Rising tensions over Iran’s saber rattling show that it’s still with us. Oil still costs $100 a barrel or so, even more for the Brent quality crude sold in London, a more widely used benchmark. In inflation-adjusted terms, crude oil prices are higher than they have ever been with the exception of short spikes in late 1979 and mid-2008. Yes, the United States exports some refined petroleum products, but the United States is still an overall net importer of more than 9 million barrels of crude oil and refined products a day — about the same as the oil produced by the world’s largest exporter, Saudi Arabia.
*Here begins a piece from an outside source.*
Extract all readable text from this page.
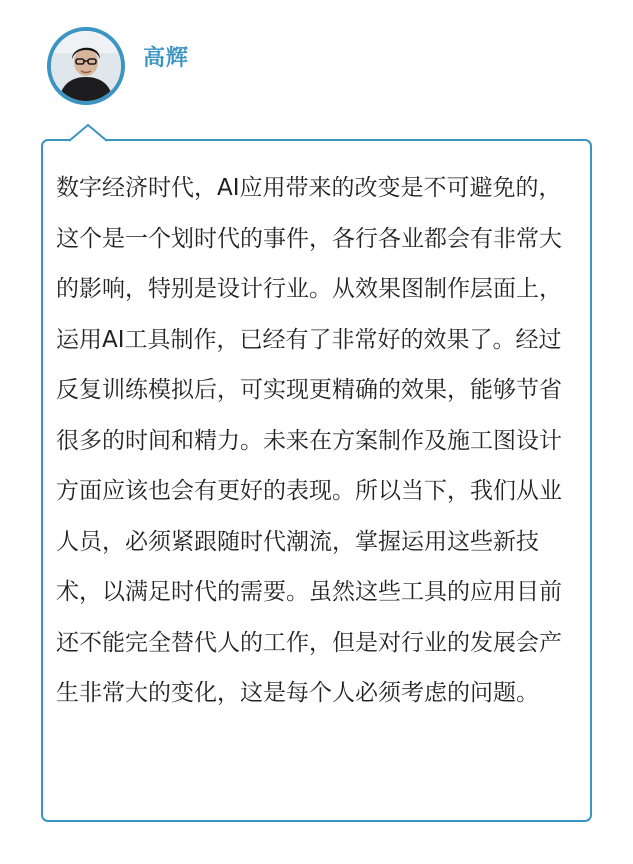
高辉

数字经济时代，AI应用带来的改变是不可避免的，这个是一个划时代的事件，各行各业都会有非常大的影响，特别是设计行业。从效果图制作层面上，运用AI工具制作，已经有了非常好的效果了。经过反复训练模拟后，可实现更精确的效果，能够节省很多的时间和精力。未来在方案制作及施工图设计方面应该也会有更好的表现。所以当下，我们从业人员，必须紧跟随时代潮流，掌握运用这些新技术，以满足时代的需要。虽然这些工具的应用目前还不能完全替代人的工作，但是对行业的发展会产生非常大的变化，这是每个人必须考虑的问题。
Moreover, about 17 million barrels a day of oil still flow through the Strait of Hormuz, a potential choke point that Iran has threatened to close. The United States has retorted that its doctrine of protecting freedom of shipping through that Persian Gulf waterway remains unchanged. Why? Because those supplies account for a fifth of global oil consumption; no other spot remains as vital to world oil prices. A disruption there affects prices everywhere.
There are, to be sure, many reasons for energy experts to feel more sanguine about the U.S. energy future. Domestic oil production is up and on track to go up further because of a boom of drilling in shale rock. Natural gas supplies, thanks to hydraulic fracturing, seem limitless and natural gas prices have plunged to 10-year lows. A lot of jobs have been created, albeit not nearly as many as some oil industry studies claim.
U.S. oil consumption is also reaching a plateau and might start declining, in part because of more fuel-efficient vehicles, rising biofuel production and high future mileage standards set by the Obama administration.
But America’s dependence on foreign oil and gas sources has been reduced, not eliminated. The nation imports 15 percent less petroleum than in 2005 — in part because of the recession. But prices have soared; we cannot disentangle ourselves so easily from the global oil supply balance. As a result, in 2011, the United States paid a net of $326.5 billion for oil imports, accounting for 44 percent of the U.S. trade deficit. The crude oil import bill was the second highest ever, narrowly less than in 2008 and nearly twice as much as it was in 2005.
That drains money from the pockets of American consumers. AAA estimates, for example, that buying gasoline costs the average Virginia household $428 a month.
A year ago, President Obama set a goal of cutting oil imports by a third.